Amazon.com subsidiary Amazon Web Services this morning unveiled a new product called CloudSearch, which basically lets clients integrate scalable search functionality into their websites and applications and ‘pay as they go’.
CloudSearch uses the same technology that makes searching on Amazon.com as fast as it is, and the new cloud-based managed search service costs a mere $0.12 per hour (or less than $100 per month) for basic usage. More on pricing below.
Amazon CTO Werner Vogels (who will be speaking at The Next Web Conference in two weeks) blogged about the new service here, and you can find the CloudSearch APIs documentation here. Bonus: demo video embedded below.
Basically, CloudSearch lets developers create a search domain, upload the data they want indexed, and the new service will then automatically provision the AWS technology resources required for search functionality.
Customers can upload data either through the AWS console, from command-line tools or by sending their own HTTP POST requests to the upload endpoint.
When more data becomes searchable, or query rates change, CloudSearch will automatically scale in real time, while customers also have the ability to modify parameters, finetune search relevance and apply new settings at any time, without having to upload the data again.
And, no need for devs to write their own indexing, query parsing, processing, results handling and whatnot.
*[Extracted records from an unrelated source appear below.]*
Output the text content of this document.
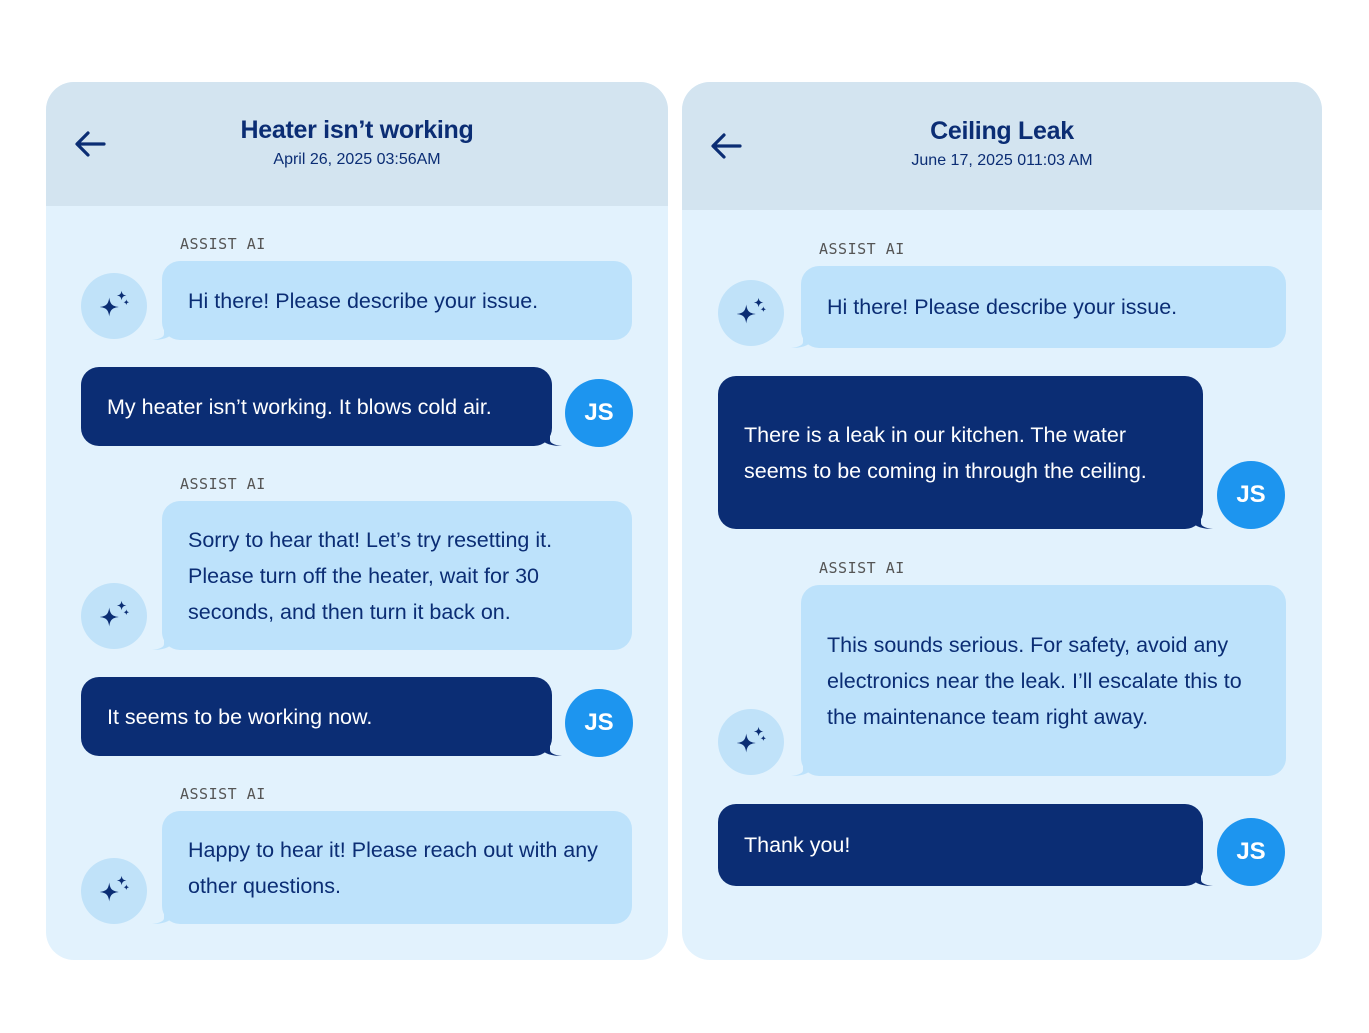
Heater isn’t working
April 26, 2025 03:56AM
ASSIST AI
Hi there! Please describe your issue.
My heater isn’t working. It blows cold air.	JS
ASSIST AI
Sorry to hear that! Let’s try resetting it. Please turn off the heater, wait for 30 seconds, and then turn it back on.
It seems to be working now.	JS
ASSIST AI
Happy to hear it! Please reach out with any other questions.
Ceiling Leak
June 17, 2025 011:03 AM
ASSIST AI
Hi there! Please describe your issue.
There is a leak in our kitchen. The water seems to be coming in through the ceiling.
JS
ASSIST AI
This sounds serious. For safety, avoid any electronics near the leak. I’ll escalate this to the maintenance team right away.
Thank you!	JS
Amazon also boasts that developers can thus have a scalable search system up and running in less than an hour at a minimal cost, taking advantage of “many years of Amazon R&D in the search space”.
Indeed, CloudSearch was developed by A9, the Amazon.com subsidiary that focuses on search technologies.
To learn more, the best place to start is AWS Evangelist Jeff Barr’s blog post.
Customers get billed based on the number of running search instances, which come at three sizes (Small, Large, and Extra Large) at prices ranging from $0.12 to $0.68 per hour. There’s also a “modest charge” for each batch of uploaded data ($0.98 for each GB of data in the search domain).
A number of AWS customers are already using CloudSearch, Amazon says. Some examples are Smugmug, which is using the new service to let users search over a billion photos on its website, and ex.fm, which is using CloudSearch to power its social music discovery website.